The single stage residual income model has V0 = B0 + ((ROE - r) x B0) / (r - g)
The residual income valuation model has V0 = B0 + RI1/1+r + RI1/(1+r)^2 + RI3/(1+r)^3… Both of these use RI in the numerator, but why do they have different denominators?
Single Stage model is similar to the Gordon Growth Model in which there is a constant growth rate. When there is a constant growth rate you can discount it by r-g to get the present value of all future cash flows. This is analogous to the FCFF1/WACC-G formula, and the direct capitalization method for Private Real Estate.

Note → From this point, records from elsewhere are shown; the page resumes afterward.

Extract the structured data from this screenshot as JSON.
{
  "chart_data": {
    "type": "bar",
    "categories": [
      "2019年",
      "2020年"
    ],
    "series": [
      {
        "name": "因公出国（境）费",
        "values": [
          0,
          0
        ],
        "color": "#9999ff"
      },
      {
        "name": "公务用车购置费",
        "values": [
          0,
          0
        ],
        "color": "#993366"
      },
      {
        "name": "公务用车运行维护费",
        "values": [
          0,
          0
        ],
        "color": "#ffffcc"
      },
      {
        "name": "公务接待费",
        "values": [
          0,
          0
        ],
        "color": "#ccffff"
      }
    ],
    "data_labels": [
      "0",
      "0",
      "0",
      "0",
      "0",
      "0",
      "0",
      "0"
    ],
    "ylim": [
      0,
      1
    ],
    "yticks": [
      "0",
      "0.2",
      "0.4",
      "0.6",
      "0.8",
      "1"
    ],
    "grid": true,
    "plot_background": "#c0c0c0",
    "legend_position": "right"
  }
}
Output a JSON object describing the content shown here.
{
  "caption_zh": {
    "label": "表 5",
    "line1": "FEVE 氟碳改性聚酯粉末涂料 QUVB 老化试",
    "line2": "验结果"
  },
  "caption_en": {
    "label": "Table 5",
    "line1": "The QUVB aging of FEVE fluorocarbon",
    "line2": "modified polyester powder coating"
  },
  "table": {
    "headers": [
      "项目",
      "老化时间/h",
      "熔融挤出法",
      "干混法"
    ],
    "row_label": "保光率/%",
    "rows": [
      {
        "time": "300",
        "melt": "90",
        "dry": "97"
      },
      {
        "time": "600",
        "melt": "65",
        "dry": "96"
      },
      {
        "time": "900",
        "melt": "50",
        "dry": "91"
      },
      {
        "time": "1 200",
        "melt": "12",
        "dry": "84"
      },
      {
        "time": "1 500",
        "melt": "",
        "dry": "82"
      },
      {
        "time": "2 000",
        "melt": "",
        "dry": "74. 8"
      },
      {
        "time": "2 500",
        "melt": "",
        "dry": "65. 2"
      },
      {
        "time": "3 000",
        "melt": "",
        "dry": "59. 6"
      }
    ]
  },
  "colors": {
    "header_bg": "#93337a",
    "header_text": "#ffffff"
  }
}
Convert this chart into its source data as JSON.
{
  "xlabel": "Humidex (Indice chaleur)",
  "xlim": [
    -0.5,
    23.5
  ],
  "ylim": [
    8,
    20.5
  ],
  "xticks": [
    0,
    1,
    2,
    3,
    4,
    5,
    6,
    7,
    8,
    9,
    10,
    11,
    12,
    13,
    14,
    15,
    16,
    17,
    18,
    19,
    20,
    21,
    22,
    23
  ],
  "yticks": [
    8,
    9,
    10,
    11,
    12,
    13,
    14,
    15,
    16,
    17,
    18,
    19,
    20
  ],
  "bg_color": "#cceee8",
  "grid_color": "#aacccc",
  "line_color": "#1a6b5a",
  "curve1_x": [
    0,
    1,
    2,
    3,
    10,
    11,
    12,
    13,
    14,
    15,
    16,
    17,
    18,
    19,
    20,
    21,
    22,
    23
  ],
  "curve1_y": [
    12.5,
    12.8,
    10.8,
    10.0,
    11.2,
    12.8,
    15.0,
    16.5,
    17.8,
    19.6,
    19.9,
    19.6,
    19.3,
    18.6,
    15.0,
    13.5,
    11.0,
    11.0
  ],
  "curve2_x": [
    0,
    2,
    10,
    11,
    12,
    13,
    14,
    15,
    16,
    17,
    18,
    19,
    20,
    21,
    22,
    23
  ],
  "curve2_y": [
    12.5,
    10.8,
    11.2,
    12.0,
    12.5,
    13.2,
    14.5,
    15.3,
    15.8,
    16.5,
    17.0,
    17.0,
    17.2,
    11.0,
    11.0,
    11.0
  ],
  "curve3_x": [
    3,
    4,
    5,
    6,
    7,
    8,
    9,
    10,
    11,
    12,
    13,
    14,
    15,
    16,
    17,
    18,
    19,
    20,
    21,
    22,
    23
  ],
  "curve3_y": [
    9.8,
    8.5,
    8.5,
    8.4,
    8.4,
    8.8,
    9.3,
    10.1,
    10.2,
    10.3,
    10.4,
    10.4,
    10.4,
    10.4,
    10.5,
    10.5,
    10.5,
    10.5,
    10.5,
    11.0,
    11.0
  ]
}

The reason why the individual RI numbers are discounted at r is because these are growing at a specific rate which wil be different from the terminal rate growth. In fact for any valuation in which you are individually discounting cash flows, it is because the early cash flows are growing at a different rate than the terminal growth. The terminal value for the second residual income valuation you have there would in fact have a Terminal value at the end where the discount rate would also be r-g. Hope that helps man!
I believe you are referring to the Mendonsa question in the Afterenoon CFA mock right? I got stuck w/ that question too…so, ther will be no growth in this case, only a constant return on the income. The terminology is a bit confusing, by terminal I could understand that it drops to zero also.